Altogether, the data of Ikeda et al. indicate an additional hepatic entrainment that can be applied to chronotherapy by controlling protein-only diet in peoples with diabetes and/or circadian rhythm disorders. Therefore, in some clinical setting, the augmentation of IGF-1, but not insulin, by a protein-rich diet might mediate a beneficial effect on entrainment of liver circadian rhythm. However, strong epidemiological evidence indicate that, independently of age, high protein intake was associated with higher IGF-1 levels and a 5-fold increase in diabetes mortality (Levine et al., 2014). These association studies do not shed light on the long-term mechanistic effects of protein-rich and/or low-carbohydrate diets on diabetes. In this respect, Ikeda et al. propose that the consumption of high-protein food limited to breakfast might entrain peripheral circadian rhythm and prevents obesity (Ikeda et al., 2018).
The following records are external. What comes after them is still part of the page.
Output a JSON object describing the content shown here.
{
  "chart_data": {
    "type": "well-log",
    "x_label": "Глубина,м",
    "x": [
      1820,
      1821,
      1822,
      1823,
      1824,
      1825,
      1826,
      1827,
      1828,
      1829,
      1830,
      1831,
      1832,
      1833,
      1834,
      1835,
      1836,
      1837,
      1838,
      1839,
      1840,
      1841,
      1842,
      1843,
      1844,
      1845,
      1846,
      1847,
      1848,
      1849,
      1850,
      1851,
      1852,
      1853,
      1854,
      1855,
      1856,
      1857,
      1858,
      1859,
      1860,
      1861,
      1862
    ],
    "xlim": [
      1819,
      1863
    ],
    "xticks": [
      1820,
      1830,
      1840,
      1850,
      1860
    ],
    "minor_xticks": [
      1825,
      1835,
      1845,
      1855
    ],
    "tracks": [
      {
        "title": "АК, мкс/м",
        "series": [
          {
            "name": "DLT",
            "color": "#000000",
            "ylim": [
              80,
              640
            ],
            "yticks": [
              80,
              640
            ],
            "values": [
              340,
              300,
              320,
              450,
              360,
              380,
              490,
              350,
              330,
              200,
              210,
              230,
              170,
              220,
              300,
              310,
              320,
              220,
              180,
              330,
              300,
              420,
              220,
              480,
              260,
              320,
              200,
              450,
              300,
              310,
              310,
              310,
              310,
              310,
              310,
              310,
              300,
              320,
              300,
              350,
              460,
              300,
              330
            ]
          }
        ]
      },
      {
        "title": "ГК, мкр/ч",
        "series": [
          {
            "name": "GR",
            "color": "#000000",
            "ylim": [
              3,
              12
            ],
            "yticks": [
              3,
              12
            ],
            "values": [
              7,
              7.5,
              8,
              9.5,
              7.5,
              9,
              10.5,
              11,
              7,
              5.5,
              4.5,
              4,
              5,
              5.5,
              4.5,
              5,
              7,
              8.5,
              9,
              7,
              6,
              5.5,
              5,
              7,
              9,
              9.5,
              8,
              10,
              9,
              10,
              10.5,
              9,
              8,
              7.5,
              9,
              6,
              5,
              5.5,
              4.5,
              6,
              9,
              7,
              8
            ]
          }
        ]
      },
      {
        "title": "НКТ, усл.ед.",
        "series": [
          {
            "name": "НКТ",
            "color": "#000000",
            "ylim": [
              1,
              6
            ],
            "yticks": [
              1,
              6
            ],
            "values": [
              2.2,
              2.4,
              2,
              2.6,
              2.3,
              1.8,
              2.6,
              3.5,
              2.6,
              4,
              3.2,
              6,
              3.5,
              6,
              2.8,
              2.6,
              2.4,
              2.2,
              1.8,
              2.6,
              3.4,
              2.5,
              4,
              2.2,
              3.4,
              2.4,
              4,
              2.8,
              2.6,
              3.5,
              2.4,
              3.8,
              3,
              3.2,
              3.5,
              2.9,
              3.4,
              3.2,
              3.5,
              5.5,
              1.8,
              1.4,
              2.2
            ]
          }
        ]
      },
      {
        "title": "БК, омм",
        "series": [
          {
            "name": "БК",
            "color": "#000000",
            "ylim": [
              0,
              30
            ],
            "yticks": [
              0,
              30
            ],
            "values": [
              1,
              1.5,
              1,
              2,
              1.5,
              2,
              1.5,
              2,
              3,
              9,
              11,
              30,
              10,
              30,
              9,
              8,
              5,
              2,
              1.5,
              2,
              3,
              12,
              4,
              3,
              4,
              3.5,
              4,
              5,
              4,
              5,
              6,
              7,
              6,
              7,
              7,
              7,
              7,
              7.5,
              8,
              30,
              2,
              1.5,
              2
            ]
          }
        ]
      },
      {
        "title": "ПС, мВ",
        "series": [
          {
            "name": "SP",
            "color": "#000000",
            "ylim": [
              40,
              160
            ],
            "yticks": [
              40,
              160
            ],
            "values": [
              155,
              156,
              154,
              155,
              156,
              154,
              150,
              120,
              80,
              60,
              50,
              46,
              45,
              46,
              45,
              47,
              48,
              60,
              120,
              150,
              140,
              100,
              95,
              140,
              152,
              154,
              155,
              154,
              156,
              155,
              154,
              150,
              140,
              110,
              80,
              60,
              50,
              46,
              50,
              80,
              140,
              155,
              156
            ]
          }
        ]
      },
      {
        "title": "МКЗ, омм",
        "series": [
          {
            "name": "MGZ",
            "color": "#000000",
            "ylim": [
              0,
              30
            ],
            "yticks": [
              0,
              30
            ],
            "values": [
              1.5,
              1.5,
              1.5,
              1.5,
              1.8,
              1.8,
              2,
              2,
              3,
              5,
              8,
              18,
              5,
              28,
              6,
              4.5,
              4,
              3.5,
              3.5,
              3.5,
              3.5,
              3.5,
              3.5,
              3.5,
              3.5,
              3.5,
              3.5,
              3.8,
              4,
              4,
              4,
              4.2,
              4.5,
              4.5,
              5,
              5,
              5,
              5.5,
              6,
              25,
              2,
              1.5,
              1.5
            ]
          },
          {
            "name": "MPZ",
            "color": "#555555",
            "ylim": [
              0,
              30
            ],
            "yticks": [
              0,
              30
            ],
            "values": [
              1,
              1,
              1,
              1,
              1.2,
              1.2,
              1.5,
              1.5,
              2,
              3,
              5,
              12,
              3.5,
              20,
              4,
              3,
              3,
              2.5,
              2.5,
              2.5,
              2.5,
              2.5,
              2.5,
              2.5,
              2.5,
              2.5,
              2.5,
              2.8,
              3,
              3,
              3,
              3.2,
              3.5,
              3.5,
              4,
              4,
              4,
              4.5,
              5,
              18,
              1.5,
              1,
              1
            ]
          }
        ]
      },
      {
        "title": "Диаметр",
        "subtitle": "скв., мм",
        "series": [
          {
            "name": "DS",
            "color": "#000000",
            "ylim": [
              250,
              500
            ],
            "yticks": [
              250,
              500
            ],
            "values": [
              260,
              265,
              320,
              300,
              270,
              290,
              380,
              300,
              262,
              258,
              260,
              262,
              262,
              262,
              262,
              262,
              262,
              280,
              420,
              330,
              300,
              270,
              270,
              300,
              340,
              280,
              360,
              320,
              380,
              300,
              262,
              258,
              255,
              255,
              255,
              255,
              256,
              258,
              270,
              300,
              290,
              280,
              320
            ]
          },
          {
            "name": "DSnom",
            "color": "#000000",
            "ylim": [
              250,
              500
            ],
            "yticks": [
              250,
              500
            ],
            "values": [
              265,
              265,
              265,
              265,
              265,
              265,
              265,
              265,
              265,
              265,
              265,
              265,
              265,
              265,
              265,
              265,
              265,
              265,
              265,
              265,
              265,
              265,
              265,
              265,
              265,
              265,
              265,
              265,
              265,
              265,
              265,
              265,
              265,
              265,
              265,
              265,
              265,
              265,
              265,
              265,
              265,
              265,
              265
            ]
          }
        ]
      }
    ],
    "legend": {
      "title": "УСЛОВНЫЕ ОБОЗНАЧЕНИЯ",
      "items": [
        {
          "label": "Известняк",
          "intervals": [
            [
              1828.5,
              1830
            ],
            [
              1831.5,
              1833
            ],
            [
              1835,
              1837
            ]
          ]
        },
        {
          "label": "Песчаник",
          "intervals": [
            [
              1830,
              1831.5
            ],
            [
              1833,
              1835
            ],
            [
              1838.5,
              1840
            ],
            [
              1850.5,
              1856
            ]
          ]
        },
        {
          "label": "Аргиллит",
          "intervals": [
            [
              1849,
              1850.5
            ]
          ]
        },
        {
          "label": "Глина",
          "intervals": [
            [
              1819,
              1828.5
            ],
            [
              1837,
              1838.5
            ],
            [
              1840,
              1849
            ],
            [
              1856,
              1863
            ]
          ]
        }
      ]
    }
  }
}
This is consistent with clinical studies showing that in type 2 diabetic individuals, compared with a high-carbohydrate breakfast, the consumption of a high-protein breakfast meal attenuates the postprandial glucose response (Rabinovitz et al., 2014, Park et al., 2015). To our knowledge, no consensus exists about dietary recommendations for diabetic patients, and a wide debate about the nutrient composition in a balanced and healthy diet is still underway in the scientific community. American Diabetes Association (ADA) and National Health Service UK (NHS UK) currently recommend consumption of 50–55 g of proteins per day for all individuals – healthy or diabetics - that accounts for 15–20% of average energy intake from proteins. In agreement with Ikeda et al., both in vivo and epidemiological findings suggest the potential role of cysteine supplementation as a low-cost adjuvant therapy in the management of diabetic patients, by controlling glycemic level, lipid profile and oxidative stress (Prasenjit Manna, 2013). Further, pilot randomized controlled clinical trials testing protein- or cysteine-rich diets, and different meal timing/frequency, in individuals affected by type 1 or 2 diabetes are warranted.

Disclosure of Interest

The author declares no conflict of interest.